How AI changes SDR work
Her view:
- AI should increase SDR productivity, not replace the function
- If an SDR can go from 15 meetings a month to 40, the answer is to scale the team, not cut it
What AI actually changes
AI helps with:
- Research
- Prioritization
- Messaging
- Workflow acceleration
- Turning reps into much more productive sellers
It does not remove the need for human outreach, relationship-building, and judgment.
Product-Led Growth, Expansion, and Competitive Selling
In PLG, the job is expansion
If a company already has product usage in an account, the rep’s job shifts from landing the logo to:
- Expanding to new teams
- Winning additional workloads
- Securing internal market share before competitors do
Account ownership mentality
Becca uses the “secure the borders” metaphor:
- Once you’re in an account, your job is to prevent competitors from taking the next use case
- The real competition becomes internal adoption and expansion
Market Selection and Defensibility
What makes an AI company attractive
Becca is cautious about companies that are only “AI” on the surface.
She looks for:
- Real defensibility beyond “we automate this”
- Strong product-market fit
- Good margins
- Evidence of customer success and expansion
- Durable data or workflow advantages
What she likes in the business
- High NDR
- Low churn
- Strong usage expansion
- Customers who want to do more with the product
Practical Advice on Company and Career Choices
If you’re deciding whether to join an AI startup
Becca suggests evaluating:
- Learning opportunity
- Defensibility
- Product-market fit
- Margin structure
- Liquidity potential of the equity
- Whether the company has actually done tender offers or just talked about them
Don’t overvalue paper equity
She stresses applying a liquidity discount to stock promises:
- What matters is what the company has actually done for employee liquidity, not what it says it will do
Notable Final Thoughts
Culture and office presence
- Becca strongly prefers in-person work
- She’s a five-day-a-week office person
- She believes face time improves learning, speed, and team alignment
Sales should feel purposeful
Her broader mission for sales is to make it feel less like “slinging products” and more like:
- Thoughtful problem-solving
- Business consulting
- Helping customers create measurable outcomes
Memorable Lines / Ideas
- “If you stop learning, you start to settle.”

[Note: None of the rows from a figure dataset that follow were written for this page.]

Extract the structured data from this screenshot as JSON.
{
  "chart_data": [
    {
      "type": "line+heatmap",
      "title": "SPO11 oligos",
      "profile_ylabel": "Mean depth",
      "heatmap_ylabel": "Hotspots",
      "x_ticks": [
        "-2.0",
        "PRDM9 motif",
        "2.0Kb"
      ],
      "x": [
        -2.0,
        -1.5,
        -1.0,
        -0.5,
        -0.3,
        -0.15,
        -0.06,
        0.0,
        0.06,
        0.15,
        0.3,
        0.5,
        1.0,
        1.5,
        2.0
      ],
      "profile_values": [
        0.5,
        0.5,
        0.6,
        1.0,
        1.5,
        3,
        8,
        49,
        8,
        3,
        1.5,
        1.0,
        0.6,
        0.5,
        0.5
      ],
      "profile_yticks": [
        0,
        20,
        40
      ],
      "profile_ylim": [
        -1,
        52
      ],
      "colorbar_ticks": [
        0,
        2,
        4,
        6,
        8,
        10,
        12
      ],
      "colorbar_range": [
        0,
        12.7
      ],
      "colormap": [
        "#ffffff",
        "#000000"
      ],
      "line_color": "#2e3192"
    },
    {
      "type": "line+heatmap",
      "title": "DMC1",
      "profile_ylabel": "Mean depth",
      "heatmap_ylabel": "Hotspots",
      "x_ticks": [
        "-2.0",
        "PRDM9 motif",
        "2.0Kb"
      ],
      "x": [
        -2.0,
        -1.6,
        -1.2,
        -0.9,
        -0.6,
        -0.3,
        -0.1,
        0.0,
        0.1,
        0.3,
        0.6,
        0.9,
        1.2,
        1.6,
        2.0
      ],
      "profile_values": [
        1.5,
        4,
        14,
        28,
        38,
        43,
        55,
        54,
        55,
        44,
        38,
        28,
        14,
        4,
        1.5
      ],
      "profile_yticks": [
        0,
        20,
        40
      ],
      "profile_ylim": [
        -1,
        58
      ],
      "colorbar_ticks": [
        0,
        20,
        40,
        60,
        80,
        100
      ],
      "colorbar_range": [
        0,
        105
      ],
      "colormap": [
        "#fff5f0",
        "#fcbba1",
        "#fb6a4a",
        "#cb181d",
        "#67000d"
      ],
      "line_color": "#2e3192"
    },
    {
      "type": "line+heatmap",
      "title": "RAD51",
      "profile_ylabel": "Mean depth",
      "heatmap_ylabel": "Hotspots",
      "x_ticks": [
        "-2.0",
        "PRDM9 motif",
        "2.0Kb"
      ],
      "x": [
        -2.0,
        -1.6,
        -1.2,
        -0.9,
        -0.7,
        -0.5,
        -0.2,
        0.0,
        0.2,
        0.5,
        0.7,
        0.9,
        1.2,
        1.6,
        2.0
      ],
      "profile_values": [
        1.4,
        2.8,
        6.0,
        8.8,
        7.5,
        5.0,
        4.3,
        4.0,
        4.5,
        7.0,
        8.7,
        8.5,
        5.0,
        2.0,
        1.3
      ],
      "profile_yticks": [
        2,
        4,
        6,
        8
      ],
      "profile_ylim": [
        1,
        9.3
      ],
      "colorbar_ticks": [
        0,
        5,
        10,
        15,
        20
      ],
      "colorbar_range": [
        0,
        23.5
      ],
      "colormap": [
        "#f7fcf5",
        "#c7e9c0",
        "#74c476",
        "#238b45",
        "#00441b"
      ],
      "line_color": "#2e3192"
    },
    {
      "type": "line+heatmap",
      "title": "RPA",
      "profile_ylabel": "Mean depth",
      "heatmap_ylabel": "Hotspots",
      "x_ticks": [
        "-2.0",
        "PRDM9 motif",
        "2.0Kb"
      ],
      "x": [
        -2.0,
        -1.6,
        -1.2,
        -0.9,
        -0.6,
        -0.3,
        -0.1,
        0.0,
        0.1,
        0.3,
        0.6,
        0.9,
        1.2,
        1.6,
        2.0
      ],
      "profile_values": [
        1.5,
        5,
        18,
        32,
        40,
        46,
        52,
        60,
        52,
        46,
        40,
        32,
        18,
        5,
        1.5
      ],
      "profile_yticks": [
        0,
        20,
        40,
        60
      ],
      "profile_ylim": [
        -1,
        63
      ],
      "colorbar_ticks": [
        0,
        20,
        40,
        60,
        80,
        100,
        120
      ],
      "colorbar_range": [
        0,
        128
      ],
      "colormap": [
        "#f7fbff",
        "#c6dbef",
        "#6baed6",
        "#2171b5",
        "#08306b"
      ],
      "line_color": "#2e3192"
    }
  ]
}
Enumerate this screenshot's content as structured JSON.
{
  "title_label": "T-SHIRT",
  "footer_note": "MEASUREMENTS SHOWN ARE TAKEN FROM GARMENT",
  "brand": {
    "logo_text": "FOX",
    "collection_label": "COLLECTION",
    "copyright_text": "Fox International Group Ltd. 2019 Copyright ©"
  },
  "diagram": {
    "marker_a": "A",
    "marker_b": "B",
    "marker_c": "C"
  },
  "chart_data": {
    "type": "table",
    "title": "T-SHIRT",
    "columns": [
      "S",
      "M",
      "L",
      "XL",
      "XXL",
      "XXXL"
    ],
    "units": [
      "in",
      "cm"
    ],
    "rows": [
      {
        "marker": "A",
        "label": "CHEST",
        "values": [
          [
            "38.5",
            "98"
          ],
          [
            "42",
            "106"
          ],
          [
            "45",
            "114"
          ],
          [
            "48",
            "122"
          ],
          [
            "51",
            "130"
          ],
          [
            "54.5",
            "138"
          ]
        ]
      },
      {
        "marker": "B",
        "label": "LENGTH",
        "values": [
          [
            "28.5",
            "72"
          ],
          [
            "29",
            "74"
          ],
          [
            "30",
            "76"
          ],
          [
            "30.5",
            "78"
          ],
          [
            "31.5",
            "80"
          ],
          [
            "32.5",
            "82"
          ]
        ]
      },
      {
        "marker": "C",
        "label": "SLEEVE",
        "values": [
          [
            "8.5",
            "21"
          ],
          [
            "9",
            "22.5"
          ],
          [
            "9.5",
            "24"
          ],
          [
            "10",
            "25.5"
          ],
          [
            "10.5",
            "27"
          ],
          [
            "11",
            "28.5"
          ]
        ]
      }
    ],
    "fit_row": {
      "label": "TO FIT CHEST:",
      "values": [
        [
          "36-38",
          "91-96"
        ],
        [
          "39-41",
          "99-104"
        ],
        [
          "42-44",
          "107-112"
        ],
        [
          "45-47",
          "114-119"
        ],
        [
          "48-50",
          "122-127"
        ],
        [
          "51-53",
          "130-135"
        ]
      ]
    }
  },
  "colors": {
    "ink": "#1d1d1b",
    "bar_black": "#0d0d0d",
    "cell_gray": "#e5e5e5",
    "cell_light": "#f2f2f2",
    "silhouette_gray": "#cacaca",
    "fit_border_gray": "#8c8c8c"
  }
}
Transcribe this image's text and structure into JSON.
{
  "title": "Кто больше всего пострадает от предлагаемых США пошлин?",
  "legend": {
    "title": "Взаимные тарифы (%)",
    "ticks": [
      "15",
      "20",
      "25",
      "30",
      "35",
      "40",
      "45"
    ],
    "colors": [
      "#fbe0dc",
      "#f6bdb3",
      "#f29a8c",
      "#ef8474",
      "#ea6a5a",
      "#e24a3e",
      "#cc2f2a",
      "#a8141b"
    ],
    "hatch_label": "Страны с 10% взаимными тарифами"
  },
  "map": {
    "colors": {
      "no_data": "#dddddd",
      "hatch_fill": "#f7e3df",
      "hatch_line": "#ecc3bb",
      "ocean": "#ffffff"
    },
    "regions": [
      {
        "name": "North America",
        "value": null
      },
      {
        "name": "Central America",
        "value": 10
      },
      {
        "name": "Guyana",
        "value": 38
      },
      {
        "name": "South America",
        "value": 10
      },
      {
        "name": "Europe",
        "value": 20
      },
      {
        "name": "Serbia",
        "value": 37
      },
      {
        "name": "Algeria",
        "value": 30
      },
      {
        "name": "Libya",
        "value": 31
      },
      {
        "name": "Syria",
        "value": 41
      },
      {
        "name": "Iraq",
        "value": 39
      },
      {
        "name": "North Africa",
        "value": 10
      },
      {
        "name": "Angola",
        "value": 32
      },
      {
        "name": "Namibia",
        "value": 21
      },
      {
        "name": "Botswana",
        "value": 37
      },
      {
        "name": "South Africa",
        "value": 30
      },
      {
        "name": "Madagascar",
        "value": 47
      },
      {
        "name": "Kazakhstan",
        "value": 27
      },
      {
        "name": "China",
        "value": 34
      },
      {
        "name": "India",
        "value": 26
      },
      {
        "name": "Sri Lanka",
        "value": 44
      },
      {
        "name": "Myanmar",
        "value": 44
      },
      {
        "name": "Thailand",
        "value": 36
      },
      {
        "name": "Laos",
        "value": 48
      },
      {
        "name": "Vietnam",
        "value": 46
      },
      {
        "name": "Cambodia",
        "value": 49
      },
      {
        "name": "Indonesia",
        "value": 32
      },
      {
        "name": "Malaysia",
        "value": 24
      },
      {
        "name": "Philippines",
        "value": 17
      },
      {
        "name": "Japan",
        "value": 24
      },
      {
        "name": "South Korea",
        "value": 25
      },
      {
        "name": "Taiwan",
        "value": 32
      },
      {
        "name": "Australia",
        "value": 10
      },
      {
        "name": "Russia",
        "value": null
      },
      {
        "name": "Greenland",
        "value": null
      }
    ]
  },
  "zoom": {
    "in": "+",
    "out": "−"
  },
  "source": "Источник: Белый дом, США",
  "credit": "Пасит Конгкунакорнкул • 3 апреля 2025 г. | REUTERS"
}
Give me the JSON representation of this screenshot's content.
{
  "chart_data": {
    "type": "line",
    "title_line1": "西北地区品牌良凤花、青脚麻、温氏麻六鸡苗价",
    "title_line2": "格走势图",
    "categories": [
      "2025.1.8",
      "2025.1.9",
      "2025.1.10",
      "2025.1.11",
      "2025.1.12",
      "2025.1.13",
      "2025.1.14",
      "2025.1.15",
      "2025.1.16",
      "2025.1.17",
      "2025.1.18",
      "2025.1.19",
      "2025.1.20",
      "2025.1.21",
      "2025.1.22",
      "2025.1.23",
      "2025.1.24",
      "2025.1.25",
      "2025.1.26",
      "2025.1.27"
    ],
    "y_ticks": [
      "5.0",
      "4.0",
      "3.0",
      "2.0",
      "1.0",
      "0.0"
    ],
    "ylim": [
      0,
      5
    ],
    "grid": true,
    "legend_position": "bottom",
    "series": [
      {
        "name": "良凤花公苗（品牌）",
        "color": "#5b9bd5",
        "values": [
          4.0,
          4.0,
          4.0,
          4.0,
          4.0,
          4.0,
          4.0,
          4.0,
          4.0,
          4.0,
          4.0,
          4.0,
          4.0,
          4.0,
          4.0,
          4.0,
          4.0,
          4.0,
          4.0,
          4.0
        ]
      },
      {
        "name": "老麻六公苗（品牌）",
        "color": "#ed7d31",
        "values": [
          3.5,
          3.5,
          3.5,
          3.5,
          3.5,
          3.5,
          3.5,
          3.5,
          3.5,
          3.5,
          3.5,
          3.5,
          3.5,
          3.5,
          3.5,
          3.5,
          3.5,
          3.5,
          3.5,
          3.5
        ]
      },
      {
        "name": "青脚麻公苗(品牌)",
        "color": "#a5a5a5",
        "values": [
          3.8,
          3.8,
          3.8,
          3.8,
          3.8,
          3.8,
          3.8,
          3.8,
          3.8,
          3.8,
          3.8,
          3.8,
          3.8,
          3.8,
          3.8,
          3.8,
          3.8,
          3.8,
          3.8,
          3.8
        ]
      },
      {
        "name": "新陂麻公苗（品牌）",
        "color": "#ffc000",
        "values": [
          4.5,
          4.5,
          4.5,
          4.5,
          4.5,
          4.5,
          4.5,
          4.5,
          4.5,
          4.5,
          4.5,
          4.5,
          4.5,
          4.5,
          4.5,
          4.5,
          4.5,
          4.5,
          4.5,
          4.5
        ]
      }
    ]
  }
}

- “Outbound will never be dead.”
- “Hire two at a time.”
- “Everyone owns pipeline.”
- “A champion sells for you when you’re not in the room.”
- “If you’re overachieving, it should be heavily weighted toward overperformance.”
Bottom Line
This episode is essentially a blueprint for modern B2B sales leadership in the AI era. Becca Lindquist’s philosophy is simple: hire high-slope people, keep compensation clear, make everyone accountable for pipeline, use AI to amplify human sellers rather than replace them, and build a culture where performance is visible, rewarded, and contagious.